Тогда возникла версия, будто он застал свою жену то ли с самим вождем, то ли с кем-то из членов Политбюро, а жена вместо раскаяния, как говорится, рассмеялась ему в лицо. Ничего невероятного в этой версии, конечно, нет, тем более что как раз накануне Костожогову ни с того ни с сего влепили еще одну Сталинскую премию. Но имеется все-таки некая странность. Жена очень переживала его уход, ездила к нему в Цаплино, умоляла вернуться, а когда он отказался – с горя запила, перестала сниматься и через несколько лет умерла. В опустевшую дачу въехал сначала какой-то песенник, а потом – Горынин, как раз прошумевший своей пьесой «Прогрессивка». Потом о Костожогове стали говорить то, что всегда говорят о литераторе, вдруг переставшем печататься, – «исписался». (Как будто писатель – это стержень от шариковой ручки!) Но вдруг в одном неприметном журнальчике появился его маленький рассказ о деревенской жизни, такой по тем временам необычный и вызывающе честный, что, несмотря на неприметность журнала, публикация вызвала целый шквал разгромных статей, а закончилось все снятием с должности главного редактора. Костожогова хотели сначала исключить из Союза писателей за клевету на советское село, даже термин такой появился – «костожоговщина», но потом пошел слух, будто писатель из-за жизненных обстоятельств попросту тронулся умом, и его оставили в покое. С тех пор он нигде не печатался и только изредка бывал в Москве. Говорили, он приезжал на могилу жены, похороненной на Новодевичьем, и по старой памяти раз или два в год появлялся в ЦДЛ. Видимо, в один из таких приездов я его и встретил.

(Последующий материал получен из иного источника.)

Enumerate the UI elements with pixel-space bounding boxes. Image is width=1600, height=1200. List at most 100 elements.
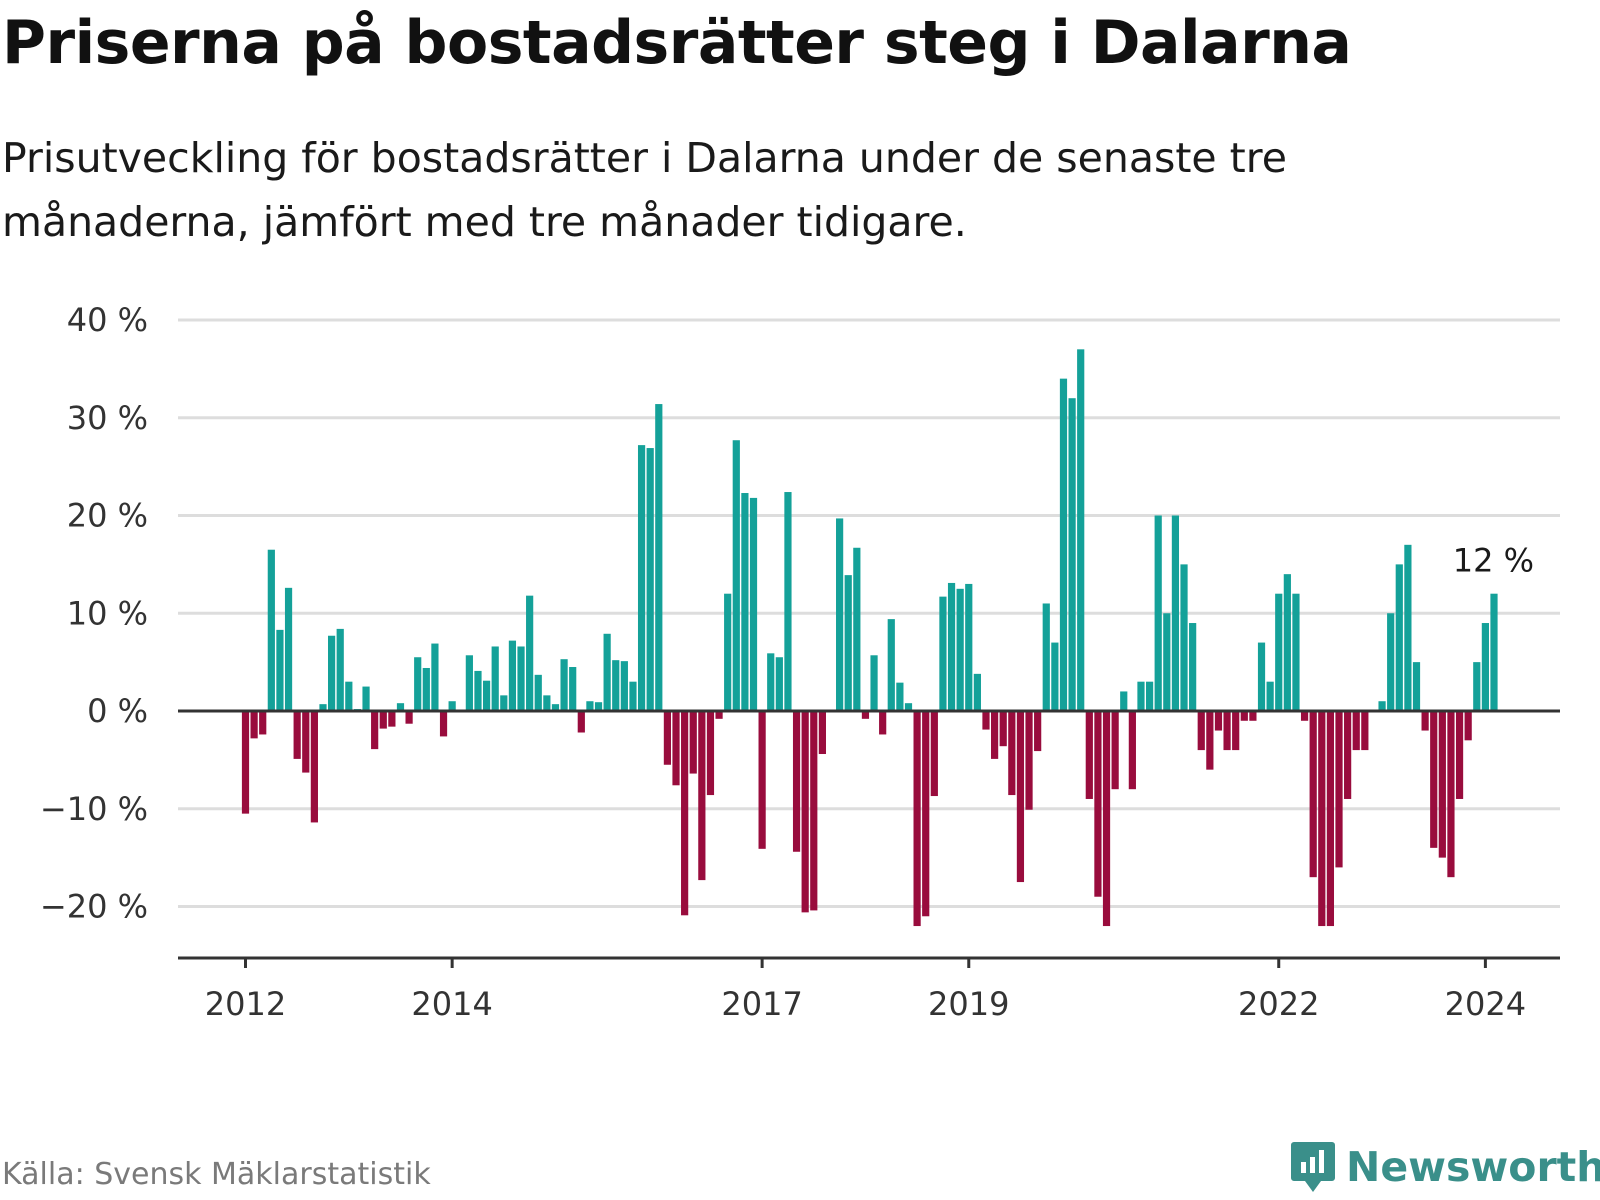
- bar: [1068, 398, 1076, 711]
- bar: [1128, 711, 1136, 790]
- bar: [801, 711, 809, 913]
- bar: [396, 703, 405, 711]
- bar: [1455, 711, 1464, 799]
- bar: [569, 667, 577, 711]
- bar: [1223, 711, 1231, 751]
- bar: [982, 711, 990, 730]
- bar: [749, 497, 758, 711]
- bar: [1171, 515, 1180, 711]
- bar: [508, 640, 517, 711]
- bar: [1292, 593, 1300, 711]
- bar: [1344, 711, 1352, 799]
- bar: [422, 667, 430, 711]
- bar: [956, 588, 964, 711]
- bar: [715, 711, 723, 719]
- bar: [1145, 681, 1154, 711]
- bar: [792, 711, 801, 852]
- bar: [1008, 711, 1016, 796]
- bar: [560, 659, 568, 711]
- bar: [1318, 711, 1326, 927]
- bar: [973, 673, 981, 711]
- bar: [1034, 711, 1042, 752]
- bar: [706, 711, 715, 796]
- bar: [1412, 662, 1421, 711]
- bar: [594, 702, 603, 711]
- bar: [1490, 593, 1498, 711]
- bar: [1378, 701, 1386, 711]
- bar: [293, 711, 301, 759]
- bar: [345, 681, 353, 711]
- bar: [1059, 378, 1068, 711]
- bar: [414, 657, 422, 711]
- bar: [1266, 681, 1274, 711]
- bar: [904, 703, 913, 711]
- bar: [1111, 711, 1119, 790]
- bar: [620, 661, 628, 711]
- bar: [1240, 711, 1248, 721]
- bar: [887, 619, 895, 711]
- bar-series: [241, 349, 1498, 927]
- bar: [1421, 711, 1429, 731]
- bar: [1180, 564, 1188, 711]
- bar: [603, 633, 611, 711]
- bar: [732, 440, 740, 711]
- bar: [517, 646, 525, 711]
- bar: [1206, 711, 1214, 770]
- bar: [1154, 515, 1162, 711]
- bar: [1232, 711, 1240, 751]
- bar: [1283, 574, 1291, 711]
- bar: [1102, 711, 1111, 927]
- bar: [250, 711, 258, 739]
- bar: [818, 711, 826, 755]
- bar: [879, 711, 887, 735]
- bar: [1352, 711, 1360, 751]
- x-tick-label: 2014: [411, 985, 492, 1023]
- bar: [698, 711, 706, 881]
- chart-subtitle: Prisutveckling för bostadsrätter i Dalar…: [2, 134, 1287, 246]
- bar: [1257, 642, 1266, 711]
- bar: [543, 695, 551, 711]
- bar: [431, 643, 439, 711]
- y-tick-label: 20 %: [67, 497, 148, 535]
- bar: [1137, 681, 1145, 711]
- gridlines: [178, 318, 1560, 908]
- bar: [1438, 711, 1446, 858]
- bar: [328, 635, 336, 711]
- brand-name: Newsworthy: [1346, 1143, 1600, 1191]
- bar: [896, 682, 904, 711]
- bar: [930, 711, 938, 797]
- bar: [922, 711, 930, 917]
- bar: [474, 670, 482, 711]
- bar: [526, 595, 534, 711]
- bar: [1094, 711, 1102, 897]
- source-note: Källa: Svensk Mäklarstatistik: [2, 1157, 431, 1192]
- bar: [1300, 711, 1309, 721]
- bar: [1051, 642, 1059, 711]
- bar: [1430, 711, 1438, 848]
- x-tick-label: 2024: [1445, 985, 1526, 1023]
- brand-logo[interactable]: Newsworthy: [1290, 1140, 1600, 1194]
- bar: [1042, 603, 1050, 711]
- bar: [379, 711, 387, 729]
- bar: [259, 711, 267, 735]
- newsworthy-logo-icon: [1291, 1142, 1335, 1192]
- bar: [388, 711, 396, 727]
- bar: [336, 628, 344, 711]
- bar: [586, 701, 594, 711]
- bar: [1085, 711, 1093, 799]
- bar: [1214, 711, 1223, 731]
- bar: [1163, 613, 1171, 711]
- bar: [1309, 711, 1317, 878]
- bar: [947, 582, 956, 711]
- bar: [1016, 711, 1025, 883]
- bar: [836, 518, 844, 711]
- bar: [646, 448, 654, 711]
- bar: [767, 653, 775, 711]
- bar: [1077, 349, 1085, 711]
- bar: [482, 680, 491, 711]
- bar: [775, 657, 783, 711]
- y-tick-label: 10 %: [67, 594, 148, 632]
- bar: [491, 646, 499, 711]
- y-tick-label: 0 %: [87, 692, 148, 730]
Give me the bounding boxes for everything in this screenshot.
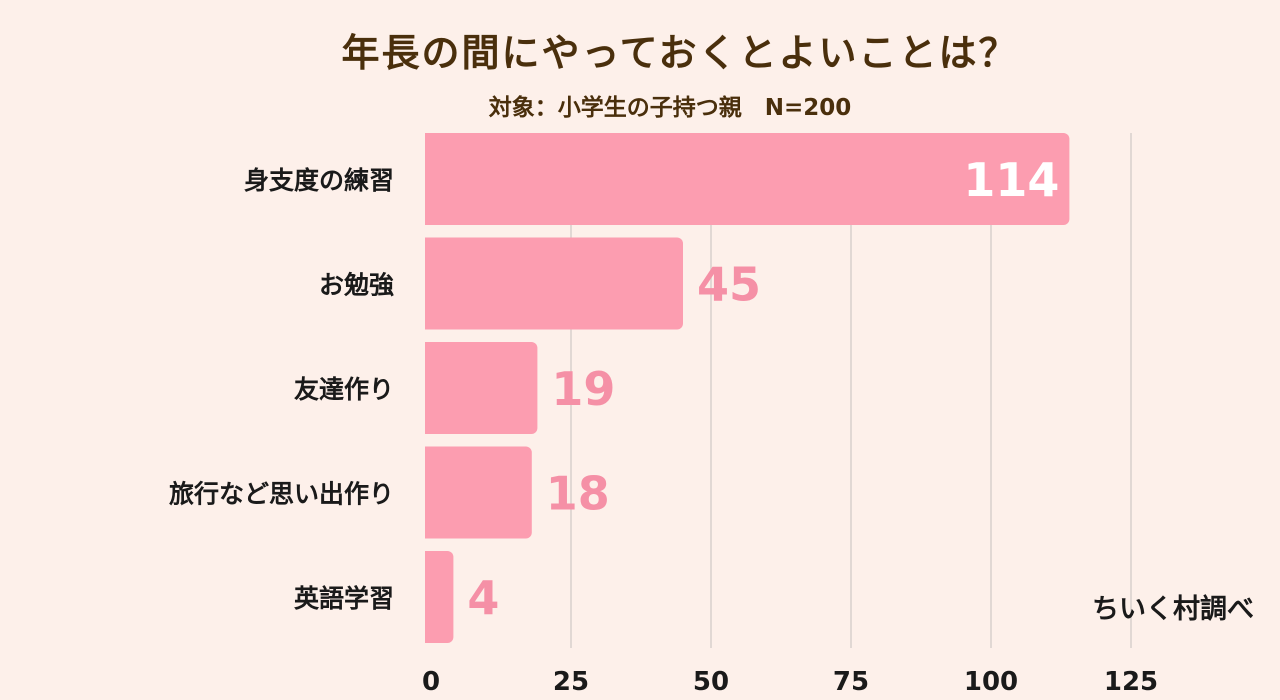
category-label: 友達作り xyxy=(294,375,394,404)
bar xyxy=(425,133,1070,225)
bar xyxy=(425,342,538,434)
value-label: 45 xyxy=(697,258,761,312)
category-label: 旅行など思い出作り xyxy=(169,480,394,509)
category-label: 英語学習 xyxy=(294,584,394,613)
bar-edge xyxy=(425,237,435,330)
x-tick-label: 125 xyxy=(1104,667,1158,697)
category-label: お勉強 xyxy=(319,271,394,300)
chart-title: 年長の間にやっておくとよいことは？ xyxy=(341,31,1019,75)
bar-edge xyxy=(425,342,435,434)
x-tick-label: 75 xyxy=(833,667,869,697)
bar-edge xyxy=(425,551,435,643)
chart-subtitle: 対象：小学生の子持つ親 N=200 xyxy=(488,95,852,121)
value-label: 114 xyxy=(963,153,1059,207)
bar xyxy=(425,446,532,539)
x-tick-label: 100 xyxy=(964,667,1018,697)
bar-edge xyxy=(425,446,435,539)
x-tick-label: 50 xyxy=(693,667,729,697)
value-label: 4 xyxy=(467,571,499,625)
bar xyxy=(425,237,683,330)
value-label: 19 xyxy=(551,362,615,416)
x-tick-label: 25 xyxy=(553,667,589,697)
category-label: 身支度の練習 xyxy=(244,166,394,195)
bar-edge xyxy=(425,133,435,225)
source-note: ちいく村調べ xyxy=(1092,594,1254,625)
x-tick-label: 0 xyxy=(422,667,440,697)
value-label: 18 xyxy=(546,467,610,521)
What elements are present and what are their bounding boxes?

Честно говоря, разговор с ним произвел на меня такое сильное впечатление, что я решил последовать его совету: перечитал свои стихи и даже сжег больше половины. Я как раз собирался поехать к нему в Цаплино, чтобы своими глазами увидеть звонящего в колокольчик завхоза и вяз, к которому французы привязывали лошадей, но тут объявился Одуев и сообщил, что у него есть два билета на вечер «Поэты – флоту». Он предлагал, воспользовавшись билетами, пройти в ЦДЛ и хорошенько пообщаться… Я согласился. Когда мы все прилично набрались, я завел речь о Костожогове и о том, чьими подмастерьями мы все собираемся стать… Что же тут началось! Закусонский ржал, бодая меня в грудь головой. Одуев хохотал, вытирая слезы рукавом и приставляя к голове «рожки». А Неонилин, тонко улыбаясь, заметил, что исписавшиеся старперы любят морочить молодых конкурентов разговорами об ответственности писателя перед человечеством. Как известно, больше всех боятся заразиться венерической болезнью импотенты! На что пьянехонький Жгутович заметил: хотя он и не импотент, но тоже боится из-за жены. Я поначалу обиделся и хотел даже уйти, а потом стал смеяться вместе с ними: какие, к черту, подмастерья! Наливай и пей.